Brazil satisfies hungers beyond soccer
Elia Schramm (left) and Gabriel de Carvalho prepare a fried-cheese tray. [Photo by Bruno Maestrini/China Daily] |
Soccer fans around the world are on pins and needles as next month’s start of the World Cup in Rio approaches.
The Brazilian embassy and the Opposite House hotel in Beijing are celebrating with their forks. Two renowned Brazilian chefs, Elia Schramm and Gabriel de Carvalho, are cooking up a storm in the Sanlitun area hotel though May 25.
Schramm, 30, whose career has taken him to fine-dining kitchens around the world, has been fascinated by the cultural differences he's experienced on his short visit. "Chinese people think so differently about everything, it's fascinating," he says.
While he's demonstrating cooking techniques that are slow and subtle, he's watching his Chinese colleagues prepare "amazing dishes in a wok — very hot, very fast — bang! It’s done."
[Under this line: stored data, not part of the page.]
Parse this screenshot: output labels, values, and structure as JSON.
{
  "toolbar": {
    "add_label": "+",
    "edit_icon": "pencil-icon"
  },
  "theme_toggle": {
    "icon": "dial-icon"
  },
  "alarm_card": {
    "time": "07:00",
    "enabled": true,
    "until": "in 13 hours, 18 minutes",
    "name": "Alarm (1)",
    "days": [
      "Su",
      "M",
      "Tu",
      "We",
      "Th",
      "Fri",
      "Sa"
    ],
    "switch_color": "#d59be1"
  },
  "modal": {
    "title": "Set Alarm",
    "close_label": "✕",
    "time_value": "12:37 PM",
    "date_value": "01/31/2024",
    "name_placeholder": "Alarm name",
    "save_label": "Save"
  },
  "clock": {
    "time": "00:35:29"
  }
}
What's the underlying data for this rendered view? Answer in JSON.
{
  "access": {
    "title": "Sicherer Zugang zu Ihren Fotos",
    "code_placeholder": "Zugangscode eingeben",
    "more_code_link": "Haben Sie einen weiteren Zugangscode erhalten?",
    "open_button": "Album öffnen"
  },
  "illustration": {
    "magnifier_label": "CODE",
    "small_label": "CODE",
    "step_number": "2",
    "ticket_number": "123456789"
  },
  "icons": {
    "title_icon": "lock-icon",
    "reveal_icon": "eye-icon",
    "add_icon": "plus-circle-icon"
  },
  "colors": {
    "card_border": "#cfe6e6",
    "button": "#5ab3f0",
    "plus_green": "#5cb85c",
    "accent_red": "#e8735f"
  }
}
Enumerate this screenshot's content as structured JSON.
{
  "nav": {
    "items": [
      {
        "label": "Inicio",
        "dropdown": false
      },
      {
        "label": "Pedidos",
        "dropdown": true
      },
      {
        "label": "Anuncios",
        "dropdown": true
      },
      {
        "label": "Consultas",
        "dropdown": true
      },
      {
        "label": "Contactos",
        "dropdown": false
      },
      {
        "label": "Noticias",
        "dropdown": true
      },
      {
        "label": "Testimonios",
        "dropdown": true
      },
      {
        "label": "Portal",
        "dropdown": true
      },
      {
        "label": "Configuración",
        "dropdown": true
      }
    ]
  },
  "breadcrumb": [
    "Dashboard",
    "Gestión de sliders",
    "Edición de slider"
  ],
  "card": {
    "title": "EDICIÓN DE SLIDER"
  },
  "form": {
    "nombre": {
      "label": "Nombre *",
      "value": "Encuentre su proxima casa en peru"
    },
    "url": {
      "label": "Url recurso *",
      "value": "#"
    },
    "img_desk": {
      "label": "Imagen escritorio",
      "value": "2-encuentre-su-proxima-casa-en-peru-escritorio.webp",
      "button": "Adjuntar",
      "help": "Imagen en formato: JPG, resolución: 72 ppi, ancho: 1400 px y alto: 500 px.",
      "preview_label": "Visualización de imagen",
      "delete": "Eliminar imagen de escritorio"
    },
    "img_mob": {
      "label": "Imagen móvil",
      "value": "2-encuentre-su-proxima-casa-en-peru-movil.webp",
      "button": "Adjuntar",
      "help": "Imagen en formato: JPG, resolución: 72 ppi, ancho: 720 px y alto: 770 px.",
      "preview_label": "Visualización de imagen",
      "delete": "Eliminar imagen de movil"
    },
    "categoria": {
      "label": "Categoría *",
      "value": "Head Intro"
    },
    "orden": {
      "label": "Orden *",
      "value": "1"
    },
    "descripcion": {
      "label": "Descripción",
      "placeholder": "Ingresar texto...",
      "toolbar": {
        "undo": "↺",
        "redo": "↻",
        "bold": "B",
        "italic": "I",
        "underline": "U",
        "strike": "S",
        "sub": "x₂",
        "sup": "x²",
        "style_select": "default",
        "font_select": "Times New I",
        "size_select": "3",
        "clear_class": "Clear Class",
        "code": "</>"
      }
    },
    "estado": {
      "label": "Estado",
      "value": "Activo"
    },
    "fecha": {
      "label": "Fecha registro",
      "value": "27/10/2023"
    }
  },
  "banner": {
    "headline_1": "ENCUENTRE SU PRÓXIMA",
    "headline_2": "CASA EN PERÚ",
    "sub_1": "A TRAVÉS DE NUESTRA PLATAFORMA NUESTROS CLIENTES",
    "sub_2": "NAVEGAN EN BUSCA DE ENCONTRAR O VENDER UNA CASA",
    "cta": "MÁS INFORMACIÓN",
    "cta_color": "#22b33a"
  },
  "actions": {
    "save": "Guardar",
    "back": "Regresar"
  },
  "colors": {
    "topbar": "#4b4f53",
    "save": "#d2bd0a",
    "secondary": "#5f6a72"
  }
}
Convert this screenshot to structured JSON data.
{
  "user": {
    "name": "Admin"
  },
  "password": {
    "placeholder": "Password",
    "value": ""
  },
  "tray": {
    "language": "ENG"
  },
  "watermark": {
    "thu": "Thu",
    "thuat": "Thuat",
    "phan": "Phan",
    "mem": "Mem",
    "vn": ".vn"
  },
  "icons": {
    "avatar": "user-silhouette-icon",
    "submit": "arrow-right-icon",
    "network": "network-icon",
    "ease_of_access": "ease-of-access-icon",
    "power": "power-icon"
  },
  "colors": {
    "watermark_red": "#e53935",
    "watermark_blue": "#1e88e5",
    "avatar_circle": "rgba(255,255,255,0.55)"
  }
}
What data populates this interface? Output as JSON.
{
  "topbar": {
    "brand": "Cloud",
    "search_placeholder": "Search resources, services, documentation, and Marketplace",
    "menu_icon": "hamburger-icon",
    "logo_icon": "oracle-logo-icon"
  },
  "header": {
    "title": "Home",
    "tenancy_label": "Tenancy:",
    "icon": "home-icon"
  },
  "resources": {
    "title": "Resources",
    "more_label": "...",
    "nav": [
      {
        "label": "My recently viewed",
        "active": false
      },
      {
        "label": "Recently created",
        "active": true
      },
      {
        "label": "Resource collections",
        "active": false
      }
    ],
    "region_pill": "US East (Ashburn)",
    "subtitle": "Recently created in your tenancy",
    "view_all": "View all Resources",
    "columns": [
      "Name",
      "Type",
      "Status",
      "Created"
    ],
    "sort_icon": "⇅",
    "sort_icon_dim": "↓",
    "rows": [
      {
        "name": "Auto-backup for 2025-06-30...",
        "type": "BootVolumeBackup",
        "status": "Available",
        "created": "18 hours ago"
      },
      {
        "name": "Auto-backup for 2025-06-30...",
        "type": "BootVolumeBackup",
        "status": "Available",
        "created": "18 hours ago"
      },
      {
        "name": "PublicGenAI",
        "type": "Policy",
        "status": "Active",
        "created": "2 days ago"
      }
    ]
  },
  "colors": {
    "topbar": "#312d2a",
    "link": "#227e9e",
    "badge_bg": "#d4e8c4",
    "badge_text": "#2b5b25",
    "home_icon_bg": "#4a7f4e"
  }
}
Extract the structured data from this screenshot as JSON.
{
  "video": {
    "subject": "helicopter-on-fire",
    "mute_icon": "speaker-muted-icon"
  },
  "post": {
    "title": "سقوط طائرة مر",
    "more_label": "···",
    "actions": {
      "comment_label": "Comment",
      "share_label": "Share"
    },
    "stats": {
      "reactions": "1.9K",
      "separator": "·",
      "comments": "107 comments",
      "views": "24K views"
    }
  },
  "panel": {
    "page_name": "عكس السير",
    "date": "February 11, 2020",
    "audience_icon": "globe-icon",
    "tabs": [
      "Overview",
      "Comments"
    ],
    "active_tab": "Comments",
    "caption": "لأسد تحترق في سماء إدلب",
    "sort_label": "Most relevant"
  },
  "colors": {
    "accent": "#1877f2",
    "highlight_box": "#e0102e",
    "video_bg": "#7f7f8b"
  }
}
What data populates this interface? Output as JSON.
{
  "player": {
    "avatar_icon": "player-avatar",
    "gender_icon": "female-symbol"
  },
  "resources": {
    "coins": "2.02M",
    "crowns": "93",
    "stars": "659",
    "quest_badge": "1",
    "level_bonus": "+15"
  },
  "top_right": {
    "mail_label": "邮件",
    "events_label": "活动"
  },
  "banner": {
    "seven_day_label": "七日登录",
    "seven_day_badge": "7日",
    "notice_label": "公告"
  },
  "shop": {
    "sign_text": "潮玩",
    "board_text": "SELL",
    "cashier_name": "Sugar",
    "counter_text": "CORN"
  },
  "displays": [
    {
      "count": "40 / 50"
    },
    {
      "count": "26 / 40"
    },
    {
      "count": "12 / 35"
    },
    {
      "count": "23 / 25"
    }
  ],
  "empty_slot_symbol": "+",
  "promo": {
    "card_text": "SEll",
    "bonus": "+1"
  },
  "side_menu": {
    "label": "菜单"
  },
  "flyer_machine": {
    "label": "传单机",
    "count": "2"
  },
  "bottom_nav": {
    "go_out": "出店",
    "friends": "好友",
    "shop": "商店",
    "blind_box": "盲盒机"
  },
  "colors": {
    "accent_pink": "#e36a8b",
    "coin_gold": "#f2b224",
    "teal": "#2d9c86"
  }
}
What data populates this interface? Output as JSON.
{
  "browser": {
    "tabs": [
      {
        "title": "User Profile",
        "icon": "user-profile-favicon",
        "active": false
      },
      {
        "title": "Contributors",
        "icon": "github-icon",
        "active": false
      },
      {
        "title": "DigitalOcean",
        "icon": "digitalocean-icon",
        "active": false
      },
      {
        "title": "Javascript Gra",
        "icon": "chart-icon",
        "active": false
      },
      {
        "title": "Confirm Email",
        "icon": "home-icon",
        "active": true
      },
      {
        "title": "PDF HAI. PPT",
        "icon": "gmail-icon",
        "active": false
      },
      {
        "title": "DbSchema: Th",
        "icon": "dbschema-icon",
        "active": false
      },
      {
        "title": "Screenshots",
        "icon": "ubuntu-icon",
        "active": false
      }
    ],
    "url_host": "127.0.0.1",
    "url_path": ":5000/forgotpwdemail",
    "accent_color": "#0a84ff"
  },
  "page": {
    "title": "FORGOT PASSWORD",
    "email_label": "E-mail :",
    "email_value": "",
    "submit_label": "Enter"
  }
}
If Schramm and de Carvalho's approach is slower, the results are well worth the wait. Consider the star entree, feijoada, the pork-and-black-bean stew that's a classic in Brazil. The visiting chefs promise "authentic Brazilian dishes, reinterpreted freely", and we suspect their mamas might be amazed at their elegantly presented version: A gleaming, crisp block of pork belly glazed with caramelized brown sugar in a pool of black-bean puree.